Agnes Martin - Life and Career

Life and Career

Agnes Bernice Martin was born in Macklin, Saskatchewan, grew up in Vancouver, and moved to the United States in 1931, becoming a citizen in 1950. Martin studied at Western Washington University College of Education, Bellingham, WA, prior to receiving her B.A. (1942) from Teachers College, Columbia University. After hearing lectures by the Zen Buddhist scholar D. T. Suzuki at Columbia, she became interested in Asian thought, not as a religious discipline, but as a code of ethics, a practical how-to for getting through life. A few years following graduation, Martin matriculated at the University of New Mexico, Albuquerque, where she also taught art courses before returning to Columbia University to earn her M.A. (1952).

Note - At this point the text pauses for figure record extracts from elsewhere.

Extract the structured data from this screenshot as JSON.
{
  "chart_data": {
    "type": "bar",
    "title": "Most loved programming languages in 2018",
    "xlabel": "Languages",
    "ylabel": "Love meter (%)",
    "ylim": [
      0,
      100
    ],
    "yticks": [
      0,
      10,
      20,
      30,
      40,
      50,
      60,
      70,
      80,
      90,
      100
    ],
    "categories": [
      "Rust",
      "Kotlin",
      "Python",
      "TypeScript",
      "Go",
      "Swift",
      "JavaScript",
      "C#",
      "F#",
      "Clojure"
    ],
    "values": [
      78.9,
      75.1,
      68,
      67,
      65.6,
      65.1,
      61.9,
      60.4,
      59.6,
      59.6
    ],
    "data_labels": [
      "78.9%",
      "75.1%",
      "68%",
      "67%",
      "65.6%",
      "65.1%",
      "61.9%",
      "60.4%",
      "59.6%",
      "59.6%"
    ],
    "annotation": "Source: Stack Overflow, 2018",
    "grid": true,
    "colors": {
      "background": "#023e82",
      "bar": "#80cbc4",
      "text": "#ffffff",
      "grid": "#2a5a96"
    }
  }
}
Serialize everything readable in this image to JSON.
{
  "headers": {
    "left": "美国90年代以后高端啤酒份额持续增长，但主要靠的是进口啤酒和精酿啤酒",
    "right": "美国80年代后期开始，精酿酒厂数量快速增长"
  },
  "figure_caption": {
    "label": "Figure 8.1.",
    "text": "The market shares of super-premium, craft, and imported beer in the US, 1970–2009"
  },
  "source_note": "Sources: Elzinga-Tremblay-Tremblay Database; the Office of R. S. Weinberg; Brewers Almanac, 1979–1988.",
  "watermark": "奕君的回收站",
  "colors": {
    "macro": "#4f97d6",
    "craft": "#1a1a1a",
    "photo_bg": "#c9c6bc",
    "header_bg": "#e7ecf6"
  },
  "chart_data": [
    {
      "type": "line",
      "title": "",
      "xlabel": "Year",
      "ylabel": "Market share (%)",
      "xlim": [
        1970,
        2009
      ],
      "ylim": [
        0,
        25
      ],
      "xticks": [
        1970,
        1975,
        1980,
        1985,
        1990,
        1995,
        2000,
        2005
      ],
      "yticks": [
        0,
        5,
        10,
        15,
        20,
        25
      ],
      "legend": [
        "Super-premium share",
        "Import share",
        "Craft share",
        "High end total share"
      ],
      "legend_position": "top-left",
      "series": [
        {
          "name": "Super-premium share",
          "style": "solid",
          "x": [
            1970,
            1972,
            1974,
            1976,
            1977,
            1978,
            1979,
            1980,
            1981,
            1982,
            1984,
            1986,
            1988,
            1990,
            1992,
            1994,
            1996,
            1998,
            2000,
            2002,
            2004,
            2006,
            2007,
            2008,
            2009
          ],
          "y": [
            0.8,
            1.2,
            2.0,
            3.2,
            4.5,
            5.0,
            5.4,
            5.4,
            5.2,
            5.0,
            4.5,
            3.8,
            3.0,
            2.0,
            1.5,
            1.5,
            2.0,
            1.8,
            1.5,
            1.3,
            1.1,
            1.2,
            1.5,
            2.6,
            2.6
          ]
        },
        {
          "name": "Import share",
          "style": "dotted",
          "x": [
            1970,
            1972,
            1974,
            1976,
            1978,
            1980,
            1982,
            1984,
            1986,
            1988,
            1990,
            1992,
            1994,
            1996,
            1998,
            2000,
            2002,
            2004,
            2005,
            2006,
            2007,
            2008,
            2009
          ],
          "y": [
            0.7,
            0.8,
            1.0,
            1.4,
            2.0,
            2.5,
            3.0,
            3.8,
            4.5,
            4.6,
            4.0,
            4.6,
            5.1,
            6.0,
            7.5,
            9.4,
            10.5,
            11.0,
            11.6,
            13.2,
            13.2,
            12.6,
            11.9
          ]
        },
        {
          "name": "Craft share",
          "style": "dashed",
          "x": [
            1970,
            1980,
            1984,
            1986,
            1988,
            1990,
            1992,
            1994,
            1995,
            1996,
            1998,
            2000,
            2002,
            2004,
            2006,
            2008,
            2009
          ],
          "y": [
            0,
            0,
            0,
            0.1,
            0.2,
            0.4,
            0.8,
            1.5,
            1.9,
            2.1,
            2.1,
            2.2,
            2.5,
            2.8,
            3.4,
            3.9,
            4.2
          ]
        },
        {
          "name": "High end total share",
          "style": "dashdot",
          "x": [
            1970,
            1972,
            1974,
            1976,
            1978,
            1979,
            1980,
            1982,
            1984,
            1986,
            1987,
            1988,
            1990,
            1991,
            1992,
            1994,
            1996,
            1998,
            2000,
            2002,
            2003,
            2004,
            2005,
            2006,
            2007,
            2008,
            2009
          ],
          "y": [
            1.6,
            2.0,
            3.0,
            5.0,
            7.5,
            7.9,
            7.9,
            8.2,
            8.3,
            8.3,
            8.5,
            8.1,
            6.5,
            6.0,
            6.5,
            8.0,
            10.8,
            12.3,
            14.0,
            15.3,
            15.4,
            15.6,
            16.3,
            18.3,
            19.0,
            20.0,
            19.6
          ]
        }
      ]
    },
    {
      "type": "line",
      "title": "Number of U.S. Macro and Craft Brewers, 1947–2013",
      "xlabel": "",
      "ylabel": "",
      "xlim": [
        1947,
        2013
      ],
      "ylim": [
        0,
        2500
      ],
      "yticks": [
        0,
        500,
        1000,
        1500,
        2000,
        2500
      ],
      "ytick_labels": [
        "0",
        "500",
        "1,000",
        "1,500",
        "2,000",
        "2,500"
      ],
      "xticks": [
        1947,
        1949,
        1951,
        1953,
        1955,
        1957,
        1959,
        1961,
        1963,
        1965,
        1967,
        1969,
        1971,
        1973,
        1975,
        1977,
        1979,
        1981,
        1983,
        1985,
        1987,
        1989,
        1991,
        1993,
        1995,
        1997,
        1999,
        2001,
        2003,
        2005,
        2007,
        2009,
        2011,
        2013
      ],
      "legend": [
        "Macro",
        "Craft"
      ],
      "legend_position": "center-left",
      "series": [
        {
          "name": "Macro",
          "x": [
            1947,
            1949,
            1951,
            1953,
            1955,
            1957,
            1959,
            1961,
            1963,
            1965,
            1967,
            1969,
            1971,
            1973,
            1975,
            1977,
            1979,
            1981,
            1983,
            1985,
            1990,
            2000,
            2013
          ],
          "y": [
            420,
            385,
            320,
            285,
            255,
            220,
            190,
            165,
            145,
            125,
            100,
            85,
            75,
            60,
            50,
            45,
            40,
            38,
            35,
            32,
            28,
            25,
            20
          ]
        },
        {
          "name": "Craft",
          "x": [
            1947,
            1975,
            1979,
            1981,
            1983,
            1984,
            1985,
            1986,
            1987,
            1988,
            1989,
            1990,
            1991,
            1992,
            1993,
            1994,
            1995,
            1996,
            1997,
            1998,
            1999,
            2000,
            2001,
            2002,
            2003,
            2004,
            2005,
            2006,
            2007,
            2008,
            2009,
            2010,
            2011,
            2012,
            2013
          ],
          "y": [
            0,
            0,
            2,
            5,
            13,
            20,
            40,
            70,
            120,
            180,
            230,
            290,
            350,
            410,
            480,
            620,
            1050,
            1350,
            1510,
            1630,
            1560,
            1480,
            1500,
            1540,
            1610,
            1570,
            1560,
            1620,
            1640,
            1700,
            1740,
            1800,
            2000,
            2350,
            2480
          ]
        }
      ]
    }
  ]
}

Her work is most closely associated with Taos, New Mexico, although she moved to New York City after being discovered by the artist/gallery owner Betty Parsons in 1957. That year, she settled in Coenties Slip in lower Manhattan, where her friends and neighbors, several of whom were also affiliated with Parsons, included Robert Indiana, Ellsworth Kelly, and Jack Youngerman. Barnett Newman actively promoted Martin's work, and even helped install Martin's exhibitions in the late 1950s at Betty Parsons Gallery. Another close friend and mentor was Ad Reinhardt. In 1961, Martin contributed a brief introduction to a brochure for her friend Lenore Tawney's first solo exhibition, the only occasion on which she wrote on the work of a fellow artist. In 1967, Reinhardt died and the studio at Coenties Slip was slated for demolition. After Martin left New York and moved to Cuba, New Mexico, she did not paint for seven years and consciously distanced herself from the social life and social events that brought other artists into the public eye. In 1974, she collaborated with architect Bill Katz on a log cabin she would use as her studio.

That same year, she completed a group of new paintings and since 1975 has exhibited regularly. According to a filmed interview with her which was released in 2003, she had moved from New York City only when she was told her rented loft/workspace/studio would be no longer available because of the building's imminent demolition. She goes on further to state that she could not conceive of working in any other space in New York. When she died at age 92, she was said to have not read a newspaper for the last 50 years. The book dedicated to the exhibition of her work in New York at The Drawing Center in 2005 – 3x abstraction (Yale University Press) – analyzes the spiritual dimension in Martin's work.

The Agnes Martin estate is represented by Pace Gallery, New York.